The little boy who looked exactly like his namesake with cheeky golden eyes and floppy dark bronze hair snuggled in his covers, already falling into dreams as his father sneaked across the room to me.

“You do know he manipulates us to drag out as many minutes before bedtime as possible, right?”

I laughed quietly; stepping into the corridor of our wing, I left the door open a crack. “Did you sense that or just parenting 101?”

His arm snaked around my waist. “A bit of both. If we’re not careful, he’ll have us completely wrapped around his little finger.”

“Eh, I think that’s already happened.”

Leaving the nursery, we padded down the corridor of the bachelor wing. Not that it was the bachelor wing anymore. We’d transformed many of the rooms into playrooms, media rooms, and revamped the bedroom with soft whites and greys rather than overbearing brocade and maroon leather.

It’d been the only part of the house we’d renovated and removed the symbolism of Hawks on plasterwork and architraving. The rest of Hawksridge was a monument to architecture and history. It wouldn’t be right to tear apart something so rich and detailed.

The thought of heading to bed to do more than sleep crossed my mind.

After Kestrel’s birth, I’d returned to running. It wasn’t a chore. I ran for freedom, for peace. I ran because it was something I enjoyed. The baby weight came off, and I returned to designing gowns for my figure. The caesarean scar was just another mark on my body proving I’d lived a life and won. But unlike the many others scars I’d earned fighting an age-old debt, this one I wore proudly because it’d been given to me by the greatest gift I could imagine.

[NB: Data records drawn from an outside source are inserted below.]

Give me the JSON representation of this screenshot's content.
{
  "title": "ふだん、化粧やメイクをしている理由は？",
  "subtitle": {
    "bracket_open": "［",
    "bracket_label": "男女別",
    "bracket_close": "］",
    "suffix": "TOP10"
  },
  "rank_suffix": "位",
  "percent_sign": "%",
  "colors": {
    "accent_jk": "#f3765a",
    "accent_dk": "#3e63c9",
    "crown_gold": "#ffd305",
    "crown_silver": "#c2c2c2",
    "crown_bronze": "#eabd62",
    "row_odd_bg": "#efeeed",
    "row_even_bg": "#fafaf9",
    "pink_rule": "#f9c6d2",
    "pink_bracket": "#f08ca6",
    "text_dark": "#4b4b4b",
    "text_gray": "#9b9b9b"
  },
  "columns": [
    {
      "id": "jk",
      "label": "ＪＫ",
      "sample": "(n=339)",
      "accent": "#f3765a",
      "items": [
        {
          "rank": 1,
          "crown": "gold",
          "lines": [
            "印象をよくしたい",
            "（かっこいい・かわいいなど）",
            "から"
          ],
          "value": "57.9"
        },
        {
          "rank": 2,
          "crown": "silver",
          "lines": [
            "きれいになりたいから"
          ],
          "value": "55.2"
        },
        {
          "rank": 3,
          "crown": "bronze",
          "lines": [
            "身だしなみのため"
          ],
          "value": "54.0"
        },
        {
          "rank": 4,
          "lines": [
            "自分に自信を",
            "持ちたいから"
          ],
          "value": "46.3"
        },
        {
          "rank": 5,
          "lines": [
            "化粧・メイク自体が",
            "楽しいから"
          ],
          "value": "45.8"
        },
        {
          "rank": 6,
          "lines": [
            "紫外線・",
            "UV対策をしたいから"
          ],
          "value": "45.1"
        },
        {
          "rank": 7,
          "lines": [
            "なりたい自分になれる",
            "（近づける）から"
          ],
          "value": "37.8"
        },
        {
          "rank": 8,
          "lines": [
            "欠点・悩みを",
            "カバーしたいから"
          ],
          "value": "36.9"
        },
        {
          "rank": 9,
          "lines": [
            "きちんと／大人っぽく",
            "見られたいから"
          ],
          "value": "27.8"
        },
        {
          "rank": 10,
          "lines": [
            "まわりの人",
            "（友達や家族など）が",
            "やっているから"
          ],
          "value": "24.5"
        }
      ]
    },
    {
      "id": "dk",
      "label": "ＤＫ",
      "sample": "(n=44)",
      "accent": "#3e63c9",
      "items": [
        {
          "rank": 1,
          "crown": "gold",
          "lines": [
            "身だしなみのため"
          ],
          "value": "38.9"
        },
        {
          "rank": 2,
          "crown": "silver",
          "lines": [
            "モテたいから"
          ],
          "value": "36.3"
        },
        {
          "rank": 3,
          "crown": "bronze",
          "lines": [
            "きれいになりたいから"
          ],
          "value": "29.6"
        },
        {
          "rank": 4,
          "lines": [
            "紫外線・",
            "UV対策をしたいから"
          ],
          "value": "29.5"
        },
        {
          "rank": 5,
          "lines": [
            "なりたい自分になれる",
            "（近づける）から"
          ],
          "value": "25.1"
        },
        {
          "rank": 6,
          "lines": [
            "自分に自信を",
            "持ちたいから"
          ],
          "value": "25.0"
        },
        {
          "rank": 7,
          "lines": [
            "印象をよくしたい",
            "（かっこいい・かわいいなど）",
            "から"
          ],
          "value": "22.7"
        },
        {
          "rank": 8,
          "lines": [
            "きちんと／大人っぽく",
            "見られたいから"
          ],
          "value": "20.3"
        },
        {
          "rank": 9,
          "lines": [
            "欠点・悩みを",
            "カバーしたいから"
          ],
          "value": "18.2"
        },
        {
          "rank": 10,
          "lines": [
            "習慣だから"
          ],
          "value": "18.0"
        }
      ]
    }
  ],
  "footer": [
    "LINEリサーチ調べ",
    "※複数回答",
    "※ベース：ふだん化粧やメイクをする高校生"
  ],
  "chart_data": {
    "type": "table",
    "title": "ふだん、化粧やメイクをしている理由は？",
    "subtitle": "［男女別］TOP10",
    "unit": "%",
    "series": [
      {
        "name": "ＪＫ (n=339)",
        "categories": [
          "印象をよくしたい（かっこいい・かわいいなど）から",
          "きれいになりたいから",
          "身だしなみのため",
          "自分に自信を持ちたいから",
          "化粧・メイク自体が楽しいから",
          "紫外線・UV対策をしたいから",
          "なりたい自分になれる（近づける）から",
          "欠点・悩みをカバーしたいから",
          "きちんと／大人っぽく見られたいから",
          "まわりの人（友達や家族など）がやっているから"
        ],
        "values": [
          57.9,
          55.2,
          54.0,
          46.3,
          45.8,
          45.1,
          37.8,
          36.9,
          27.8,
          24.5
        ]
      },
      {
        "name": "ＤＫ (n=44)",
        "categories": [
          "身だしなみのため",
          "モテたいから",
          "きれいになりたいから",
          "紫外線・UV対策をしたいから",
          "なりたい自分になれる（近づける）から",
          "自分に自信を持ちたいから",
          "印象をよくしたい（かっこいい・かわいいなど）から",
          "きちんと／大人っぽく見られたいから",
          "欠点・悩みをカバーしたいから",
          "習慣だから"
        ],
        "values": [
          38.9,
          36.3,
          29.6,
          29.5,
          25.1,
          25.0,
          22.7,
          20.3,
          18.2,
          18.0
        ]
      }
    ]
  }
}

And soon, I would have another gift.

I had another secret.

A secret I’d managed to keep far longer than the first. Sneakily hiding my growing bump with excuses and masquerades. I’d kept my surprise hidden for two reasons. One, I wanted to see how long it would take Jethro to sense my news. I constantly expected him to suddenly drop the dishes or stop doing paperwork and announce what grew in my belly.

But ever since Kes had come into our lives, his condition had mellowed. He now had two of us who loved him unconditionally and didn’t walk a razor blade of hypersensitivity—he didn’t need to. All he needed to focus on was happy thoughts and contentment.

Before Kes was born, I’d catch him having a stressful day and try to soothe his condition by giving all the love I could share. I’d grant him sanctuary in our connection and hold him as long as he needed. Being in crowds was still too much for him. Dealing with company travel didn’t often happen as his need for silence hadn’t diminished.

At the start of our relationship, when he’d told me how much he would drain me, how much he would rely on my love for him, I hadn’t fully understood the ramifications of what I’d agreed to.

But now I did and it was the least I could do.

He’d given me so much. On a daily basis, he gave me more of himself than I could ever ask for, and to be able to help cure him after a long day dealing with people granted me power and connection.

But our son.

Well…he was the true cure.

Jethro only had to hug Kes and the stress in his eyes would melt. The strain in his spine would vanish, and the need for simplistic silence came from holding the two-year-old in the tightest embrace.

Two years.

I couldn’t believe we’d had Kestrel Hawk II in our lives for two years.